Костя похлопал батюшку по рукаву старого лекарского долгополого плаща непонятно какого цвета, пропахшего немилосердно лекарствами, который Кричевский-старший носил и в зиму, и в весну, и в осень, и в лето, и заспешил к выходу, наступая на ноги, наталкиваясь на людей, не видя ничего перед собой из-за внезапных глупых слез, подступивших так некстати.
— Где же вы запропастились, господин Кричевский? Мой крестный родитель! Хранитель моего драгоценного салопа! — шутливо побранила его Сашенька, подставляя плечи под накинутую Кричевский одежду. — Я озябла уже! Господин становой пристав любезно уступает вам обязанность ввергнуть меня обратно в узилище… При условии, что мы пришлем за ним экипаж.
— Да-с… — важно надувшись, пояснил свое внезапное решение Станевич, полностью попавший под обаяние новоокрещенной Александры. — Мне тут надобно будки проверить, городовых посмотреть уж заодно… И должен же кто-то подождать, пока святой отец запись о крещении в книге сделает и справку выдаст. Вы там сами, Константин Афанасьевич… И передайте Розенбергу мое настойчивое пожелание: сегодня никаких допросов! Пусть дворника тиранит, ежели неймется. Такое, знаете, событие — впадение в лоно истинной церкви — раз в жизни человека бывает-с! Не следует его омрачать, не правда ли?
— Разумеется, Леопольд Евграфович! — тотчас просиял, воспрял от уныния Костя, едва только услыхал, что поедет с княжной в пролетке. — Прошу вас, сударыня! Трогай, братец… Да смотри, не торопись! Медленно езжай! И на рынок нам заехать не мешает, княжна, как вы полагаете?!
III
Едва только сели они в пролетку, едва лишь кожаный полог отгородил их от прочих, как для Кости перестали существовать все: и батюшка с матушкой, одиноко глядевшие ему вслед с паперти, и Петька Шевырев, бегущий за пролеткой и что-то выкрикивающий дурашливо на манер «горько!», и становой пристав, озабоченно вставший посреди церковного двора, и горестно изумленное конопатое лицо Анютки Варвариной, глянувшее на него на миг из толпы. Ничего не осталось в мире, кроме Сашенькиных прекрасных глаз и тонких рук, принадлежащих на целых полчаса только ему одному. Пролетка тащилась по дороге, молодая лошадь, привыкши к быстрой езде, недоуменно оглядывалась, то и дело срываясь на рысь. Кучер, помня наказ юного полицейского, сдерживал ее.

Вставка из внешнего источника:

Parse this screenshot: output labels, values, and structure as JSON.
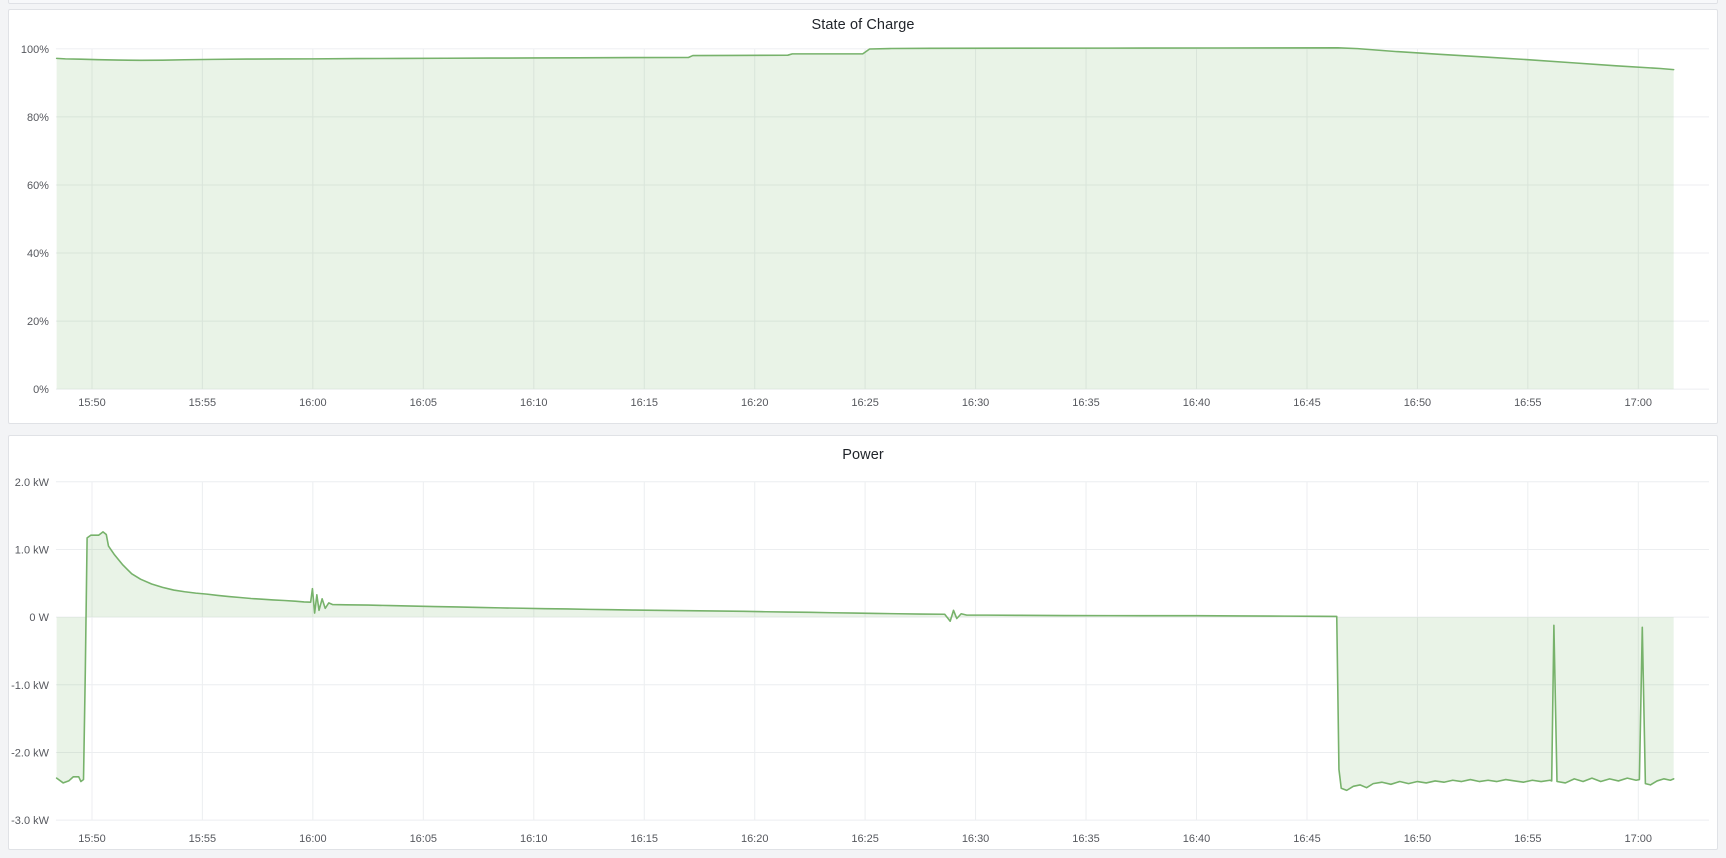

— Ты счастлива? — трепетно спросил Константин. — Чувствуешь на душе легкость? Это хороший день… Смотри, как пасмурно и как торжественно… Тучи низкие, сизые! Вот колокол ударил! Это в твою честь! Я звонарю шкалик обещал, коли прозвонит при отъезде! Придется отдавать… Хочешь, я расскажу тебе про свое крещение? Я все помню! Я был маленький, голопузенький, ужасно волновался и оттого кричал. Наверное, хотел понравиться Богу!
— А я понравилась Богу, как ты думаешь? — задумчиво спросила Саша.

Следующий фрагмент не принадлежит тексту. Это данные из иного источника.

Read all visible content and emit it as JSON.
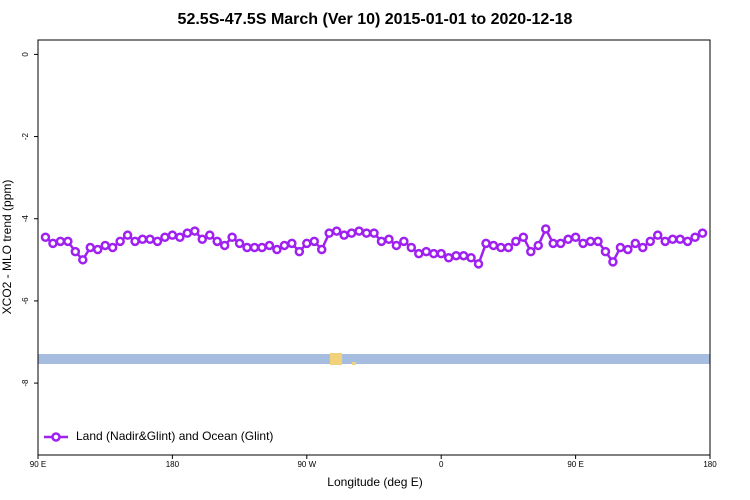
{
  "chart_data": {
    "type": "line",
    "title": "52.5S-47.5S March (Ver 10)   2015-01-01 to 2020-12-18",
    "x_label": "Longitude (deg E)",
    "y_label": "XCO2 - MLO trend (ppm)",
    "xlim": [
      90,
      540
    ],
    "ylim": [
      -9.75,
      0.35
    ],
    "xticks": [
      {
        "value": 90,
        "label": "90 E"
      },
      180,
      {
        "value": 270,
        "label": "90 W"
      },
      {
        "value": 360,
        "label": "0"
      },
      {
        "value": 450,
        "label": "90 E"
      },
      {
        "value": 540,
        "label": "180"
      }
    ],
    "yticks": [
      0,
      -2,
      -4,
      -6,
      -8
    ],
    "legend": "bottom-left",
    "x": [
      95,
      100,
      105,
      110,
      115,
      120,
      125,
      130,
      135,
      140,
      145,
      150,
      155,
      160,
      165,
      170,
      175,
      180,
      185,
      190,
      195,
      200,
      205,
      210,
      215,
      220,
      225,
      230,
      235,
      240,
      245,
      250,
      255,
      260,
      265,
      270,
      275,
      280,
      285,
      290,
      295,
      300,
      305,
      310,
      315,
      320,
      325,
      330,
      335,
      340,
      345,
      350,
      355,
      360,
      365,
      370,
      375,
      380,
      385,
      390,
      395,
      400,
      405,
      410,
      415,
      420,
      425,
      430,
      435,
      440,
      445,
      450,
      455,
      460,
      465,
      470,
      475,
      480,
      485,
      490,
      495,
      500,
      505,
      510,
      515,
      520,
      525,
      530,
      535
    ],
    "series": [
      {
        "name": "Land (Nadir&Glint) and Ocean (Glint)",
        "color": "#a020f0",
        "values": [
          -4.45,
          -4.6,
          -4.55,
          -4.55,
          -4.8,
          -5.0,
          -4.7,
          -4.75,
          -4.65,
          -4.7,
          -4.55,
          -4.4,
          -4.55,
          -4.5,
          -4.5,
          -4.55,
          -4.45,
          -4.4,
          -4.45,
          -4.35,
          -4.3,
          -4.5,
          -4.4,
          -4.55,
          -4.65,
          -4.45,
          -4.6,
          -4.7,
          -4.7,
          -4.7,
          -4.65,
          -4.75,
          -4.65,
          -4.6,
          -4.8,
          -4.6,
          -4.55,
          -4.75,
          -4.35,
          -4.3,
          -4.4,
          -4.35,
          -4.3,
          -4.35,
          -4.35,
          -4.55,
          -4.5,
          -4.65,
          -4.55,
          -4.7,
          -4.85,
          -4.8,
          -4.85,
          -4.85,
          -4.95,
          -4.9,
          -4.9,
          -4.95,
          -5.1,
          -4.6,
          -4.65,
          -4.7,
          -4.7,
          -4.55,
          -4.45,
          -4.8,
          -4.65,
          -4.25,
          -4.6,
          -4.6,
          -4.5,
          -4.45,
          -4.6,
          -4.55,
          -4.55,
          -4.8,
          -5.05,
          -4.7,
          -4.75,
          -4.6,
          -4.7,
          -4.55,
          -4.4,
          -4.55,
          -4.5,
          -4.5,
          -4.55,
          -4.45,
          -4.35
        ]
      }
    ]
  }
}
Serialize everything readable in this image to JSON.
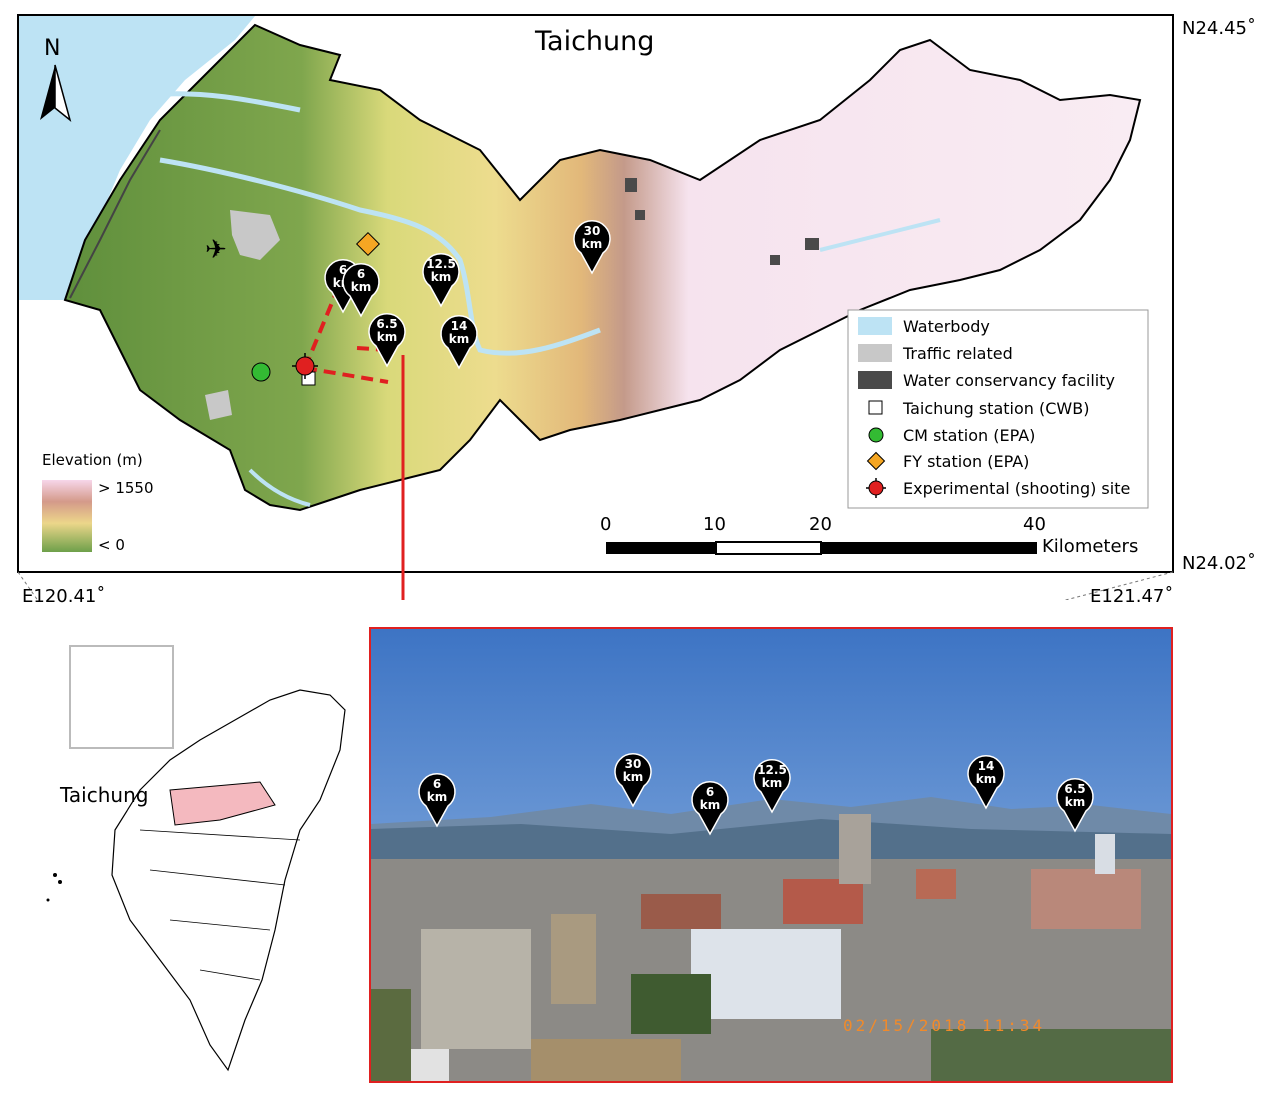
{
  "map": {
    "title": "Taichung",
    "north_label": "N",
    "coords": {
      "top_right": "N24.45˚",
      "bottom_right": "N24.02˚",
      "bottom_left": "E120.41˚",
      "bottom_far_right": "E121.47˚"
    },
    "elevation_legend": {
      "title": "Elevation (m)",
      "high": "> 1550",
      "low": "< 0"
    },
    "legend": [
      {
        "label": "Waterbody",
        "symbol": "waterbody",
        "color": "#bde3f4"
      },
      {
        "label": "Traffic related",
        "symbol": "traffic",
        "color": "#c8c8c8"
      },
      {
        "label": "Water conservancy facility",
        "symbol": "facility",
        "color": "#4a4a4a"
      },
      {
        "label": "Taichung station (CWB)",
        "symbol": "square",
        "color": "#ffffff"
      },
      {
        "label": "CM station (EPA)",
        "symbol": "circle",
        "color": "#33bb33"
      },
      {
        "label": "FY station (EPA)",
        "symbol": "diamond",
        "color": "#f5a623"
      },
      {
        "label": "Experimental (shooting) site",
        "symbol": "crosshair",
        "color": "#e02020"
      }
    ],
    "scale_bar": {
      "ticks": [
        "0",
        "10",
        "20",
        "40"
      ],
      "unit": "Kilometers"
    },
    "markers": [
      {
        "label": "6",
        "unit": "km"
      },
      {
        "label": "6",
        "unit": "km"
      },
      {
        "label": "12.5",
        "unit": "km"
      },
      {
        "label": "30",
        "unit": "km"
      },
      {
        "label": "6.5",
        "unit": "km"
      },
      {
        "label": "14",
        "unit": "km"
      }
    ]
  },
  "inset": {
    "label": "Taichung"
  },
  "photo": {
    "timestamp": "02/15/2018  11:34",
    "markers": [
      {
        "label": "6",
        "unit": "km"
      },
      {
        "label": "30",
        "unit": "km"
      },
      {
        "label": "6",
        "unit": "km"
      },
      {
        "label": "12.5",
        "unit": "km"
      },
      {
        "label": "14",
        "unit": "km"
      },
      {
        "label": "6.5",
        "unit": "km"
      }
    ]
  },
  "colors": {
    "lowland": "#6e9e45",
    "midland": "#e9d890",
    "highland": "#f7e6f0",
    "water": "#bde3f4",
    "accent": "#e02020",
    "sky": "#4f86cf"
  }
}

— Конечно! — засмеялся он. — Как же ты могла ему не понравиться? Он тебя любит, он добрый!..
— Ты в самом деле так думаешь? — спросила она снова, уже жестче. — А я сомневаюсь! До сих пор он не был добр ко мне!

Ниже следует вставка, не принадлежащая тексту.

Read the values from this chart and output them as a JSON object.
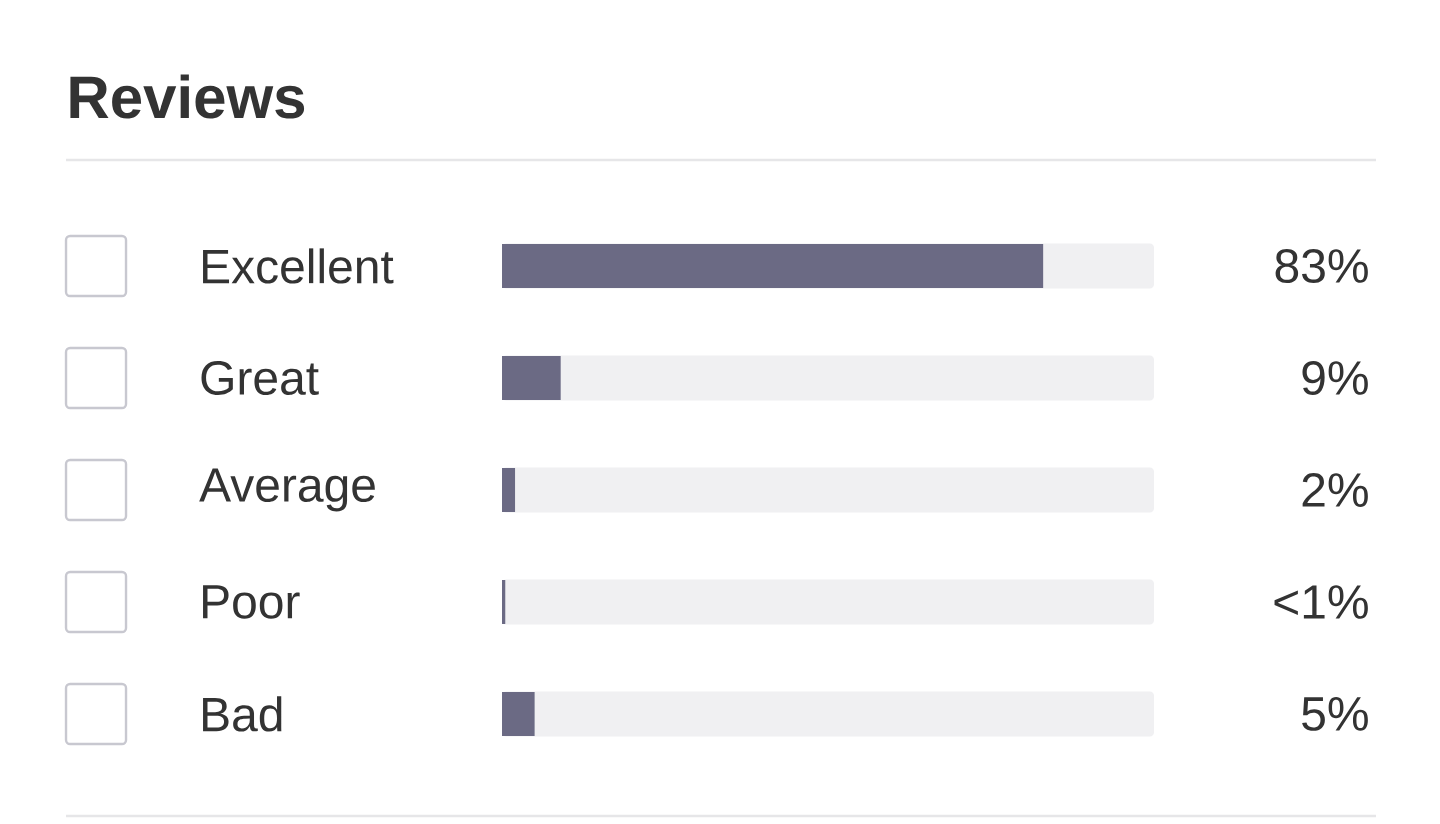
{
  "chart_data": {
    "type": "bar",
    "orientation": "horizontal",
    "title": "Reviews",
    "categories": [
      "Excellent",
      "Great",
      "Average",
      "Poor",
      "Bad"
    ],
    "values": [
      83,
      9,
      2,
      0.5,
      5
    ],
    "value_labels": [
      "83%",
      "9%",
      "2%",
      "<1%",
      "5%"
    ],
    "color": "#6b6a84",
    "xlim": [
      0,
      100
    ],
    "tick_labels": "y"
  }
}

— Но ведь теперь все иначе! Теперь ты христианка… Теперь всем ясно, что слова Розенберга всего лишь грязная завистливая ложь!
— И Бог будет добр ко мне, несмотря на все, что я сделала? — не успокаивалась Саша. — Он мне все простит?
— Он милосерден! — воскликнул Кричевский со всею верою, на какую был способен.
— Посмотрим… Скажи, там, в церкви, у иконы, это были твои родители?
— Ты их заметила? — изумился Константин.
— Разумеется, — усмехнулась Сашенька. — Они так на меня смотрели…
Неожиданно пролетка вовсе встала. Кричевский приподнялся, выглянул — и увидал, что дорогу им перегородила похоронная процессия. Траурная колесница с установленным на ней открытым гробом как раз собиралась миновать их пролетку. На черных попонах лошадей нашиты были на белых кругах какие-то древние гербы усопшего. На «штангах», поддерживавших балдахин над покойником, стояли, несмотря на промозглый холод, в черных ливреях и цилиндрах на головах «официанты», как это значилось всегда в счетах гробовщиков. Вокруг колесницы и перед нею шли факельщики в черных шинелях военного покроя и круглых черных шляпах с огромными полями, наклоненными вниз. В руке каждый нес по смоляному факелу, горящему и дымящему.